Sapete cos’è il duck test? Qui c’è spiegato cos’è. E’ un giochetto logico molto seplice per definire e accertare la natura di un fenomeno, a prescindere da come si chiama o da come viene presentato. Ci sarà utile più avanti, per ora basterà tenere a mente questo: se un animale “sembra un’anatra, nuota come un’anatra e starnazza come un’anatra, allora probabilmente è un’anatra”.
Siccome giorni fa s’è fatta una certa polemica sulle liste di CPI, su quelli che li sdoganano e quelli che no, sul libro di Di Nunzio e Toscano, e su tante altre cose si sono lette e scritte chiacchiere più o meno sensate, mi sono preso un po’ di tempo per leggere e per scrivere, così mi sono chiarito le idee. Andiamo con ordine.
Ho comprato il libro di Di Nunzio e Toscano, e me lo sono letto con attenzione. Quindi posso rispondere a una prima domanda: cos’è questo libro?

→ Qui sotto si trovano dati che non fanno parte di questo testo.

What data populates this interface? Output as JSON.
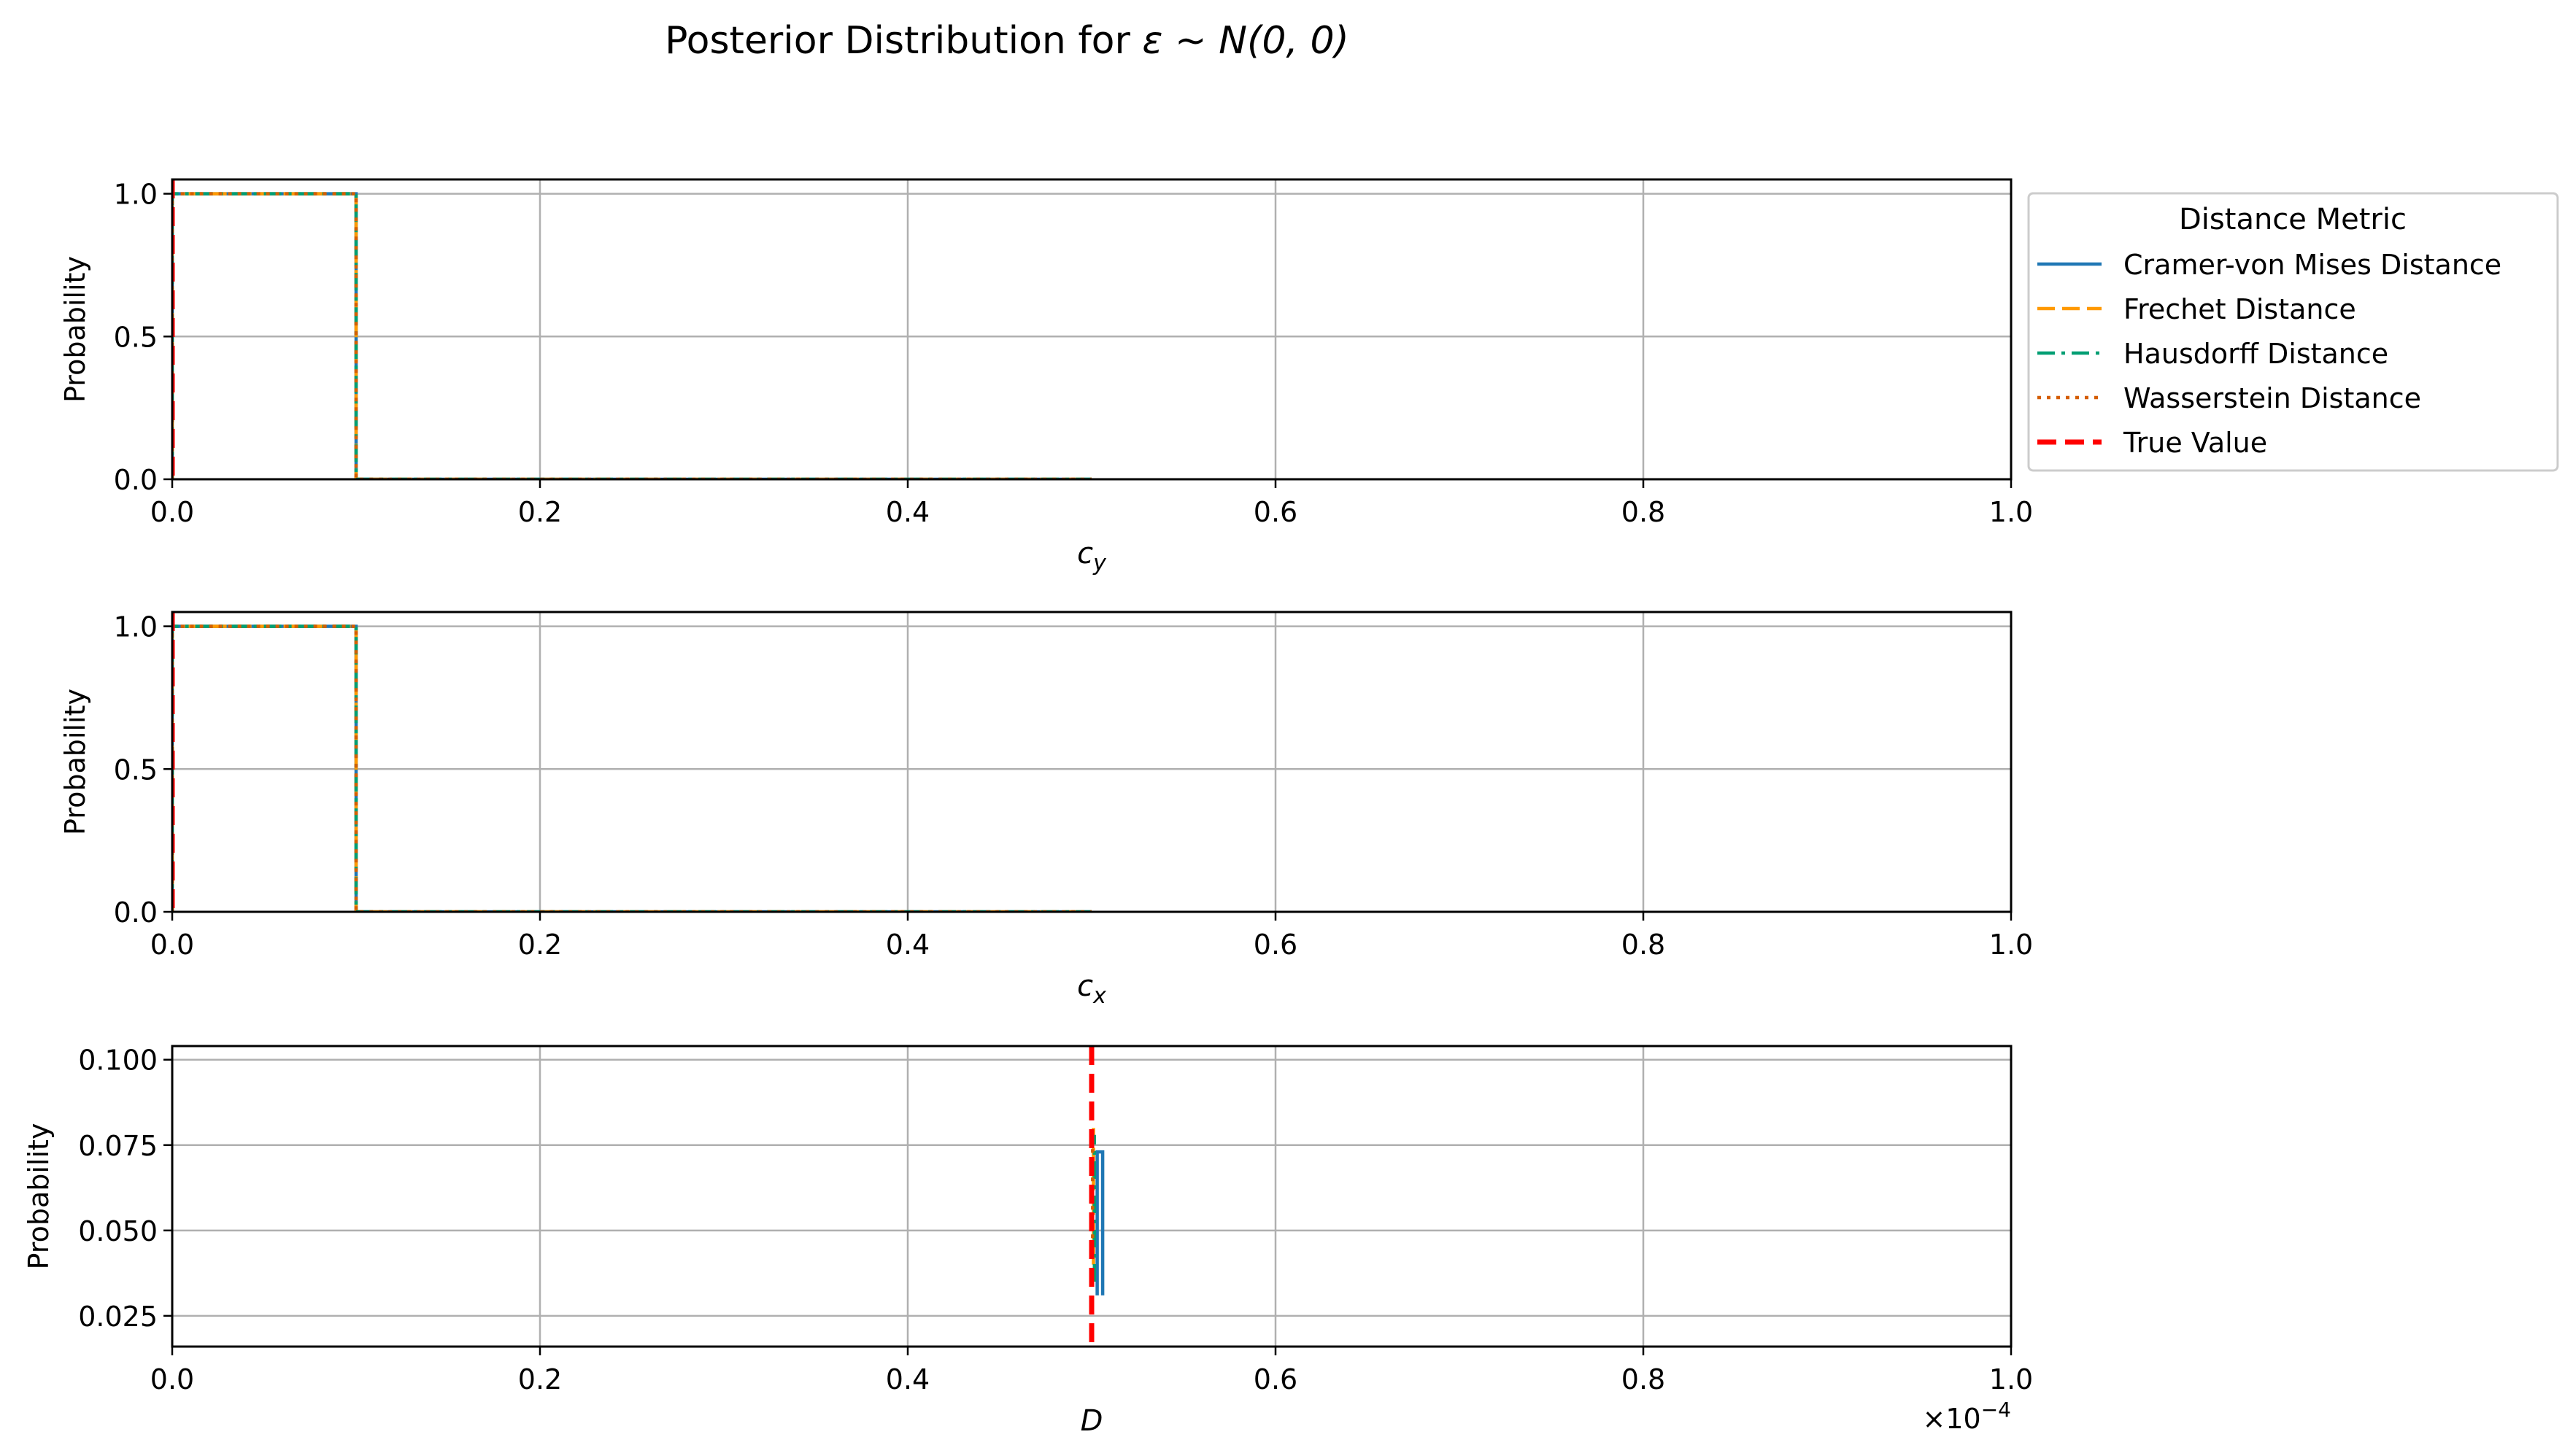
{
  "figure": {
    "title_text": "Posterior Distribution for ",
    "title_math": "ε ~ N(0, 0)"
  },
  "legend": {
    "title": "Distance Metric",
    "entries": [
      {
        "label": "Cramer-von Mises Distance",
        "color": "#1f77b4",
        "dash": "solid"
      },
      {
        "label": "Frechet Distance",
        "color": "#ff9900",
        "dash": "dashed"
      },
      {
        "label": "Hausdorff Distance",
        "color": "#009e73",
        "dash": "dashdot"
      },
      {
        "label": "Wasserstein Distance",
        "color": "#d55e00",
        "dash": "dotted"
      },
      {
        "label": "True Value",
        "color": "#ff0000",
        "dash": "dashed-thick"
      }
    ]
  },
  "chart_data": [
    {
      "type": "line",
      "subtype": "step-histogram",
      "xlabel_base": "c",
      "xlabel_sub": "y",
      "ylabel": "Probability",
      "xlim": [
        0,
        1
      ],
      "ylim": [
        0,
        1.05
      ],
      "xticks": [
        "0.0",
        "0.2",
        "0.4",
        "0.6",
        "0.8",
        "1.0"
      ],
      "yticks": [
        {
          "v": 0.0,
          "label": "0.0"
        },
        {
          "v": 0.5,
          "label": "0.5"
        },
        {
          "v": 1.0,
          "label": "1.0"
        }
      ],
      "grid": true,
      "series": [
        {
          "name": "Cramer-von Mises Distance",
          "x": [
            0,
            0,
            0.1,
            0.1,
            0.5
          ],
          "y": [
            0,
            1,
            1,
            0,
            0
          ]
        },
        {
          "name": "Frechet Distance",
          "x": [
            0,
            0,
            0.1,
            0.1,
            0.5
          ],
          "y": [
            0,
            1,
            1,
            0,
            0
          ]
        },
        {
          "name": "Hausdorff Distance",
          "x": [
            0,
            0,
            0.1,
            0.1,
            0.5
          ],
          "y": [
            0,
            1,
            1,
            0,
            0
          ]
        },
        {
          "name": "Wasserstein Distance",
          "x": [
            0,
            0,
            0.1,
            0.1,
            0.5
          ],
          "y": [
            0,
            1,
            1,
            0,
            0
          ]
        }
      ],
      "true_value": 0.0
    },
    {
      "type": "line",
      "subtype": "step-histogram",
      "xlabel_base": "c",
      "xlabel_sub": "x",
      "ylabel": "Probability",
      "xlim": [
        0,
        1
      ],
      "ylim": [
        0,
        1.05
      ],
      "xticks": [
        "0.0",
        "0.2",
        "0.4",
        "0.6",
        "0.8",
        "1.0"
      ],
      "yticks": [
        {
          "v": 0.0,
          "label": "0.0"
        },
        {
          "v": 0.5,
          "label": "0.5"
        },
        {
          "v": 1.0,
          "label": "1.0"
        }
      ],
      "grid": true,
      "series": [
        {
          "name": "Cramer-von Mises Distance",
          "x": [
            0,
            0,
            0.1,
            0.1,
            0.5
          ],
          "y": [
            0,
            1,
            1,
            0,
            0
          ]
        },
        {
          "name": "Frechet Distance",
          "x": [
            0,
            0,
            0.1,
            0.1,
            0.5
          ],
          "y": [
            0,
            1,
            1,
            0,
            0
          ]
        },
        {
          "name": "Hausdorff Distance",
          "x": [
            0,
            0,
            0.1,
            0.1,
            0.5
          ],
          "y": [
            0,
            1,
            1,
            0,
            0
          ]
        },
        {
          "name": "Wasserstein Distance",
          "x": [
            0,
            0,
            0.1,
            0.1,
            0.5
          ],
          "y": [
            0,
            1,
            1,
            0,
            0
          ]
        }
      ],
      "true_value": 0.0
    },
    {
      "type": "line",
      "subtype": "step-histogram",
      "xlabel_base": "D",
      "xlabel_sub": "",
      "ylabel": "Probability",
      "xlim": [
        0,
        1
      ],
      "ylim": [
        0.016,
        0.104
      ],
      "x_scale_text": "×10",
      "x_scale_exp": "−4",
      "xticks": [
        "0.0",
        "0.2",
        "0.4",
        "0.6",
        "0.8",
        "1.0"
      ],
      "yticks": [
        {
          "v": 0.025,
          "label": "0.025"
        },
        {
          "v": 0.05,
          "label": "0.050"
        },
        {
          "v": 0.075,
          "label": "0.075"
        },
        {
          "v": 0.1,
          "label": "0.100"
        }
      ],
      "grid": true,
      "series": [
        {
          "name": "Cramer-von Mises Distance",
          "x": [
            0.503,
            0.503,
            0.506,
            0.506
          ],
          "y": [
            0.031,
            0.073,
            0.073,
            0.031
          ]
        },
        {
          "name": "Frechet Distance",
          "x": [
            0.501,
            0.501
          ],
          "y": [
            0.04,
            0.08
          ]
        },
        {
          "name": "Hausdorff Distance",
          "x": [
            0.5015,
            0.5015
          ],
          "y": [
            0.035,
            0.078
          ]
        },
        {
          "name": "Wasserstein Distance",
          "x": [
            0.5005,
            0.5005
          ],
          "y": [
            0.045,
            0.08
          ]
        }
      ],
      "true_value": 0.5
    }
  ]
}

Bene, questo libro è una ricerca di sociologia sull’immagine che CPI ha di sé, svolta attraverso l’osservazione partecipata delle attività di CPI e intervistandone numerosi membri. Ripeto: due ricercatori di sociologia hanno scelto i loro strumenti di ricerca e hanno svolto (a loro spese, sia chiaro) un lavoro strutturato e analitico su CPI, scrivendo in questo testo le premesse metodologiche, lo svolgimento e i risultati del loro lavoro; hanno anche aggiunto un capitolo dedicato ai suoi limiti e uno, diciamo così, relativo alle “circostanze” che li hanno spinti a intraprendere questa ricerca.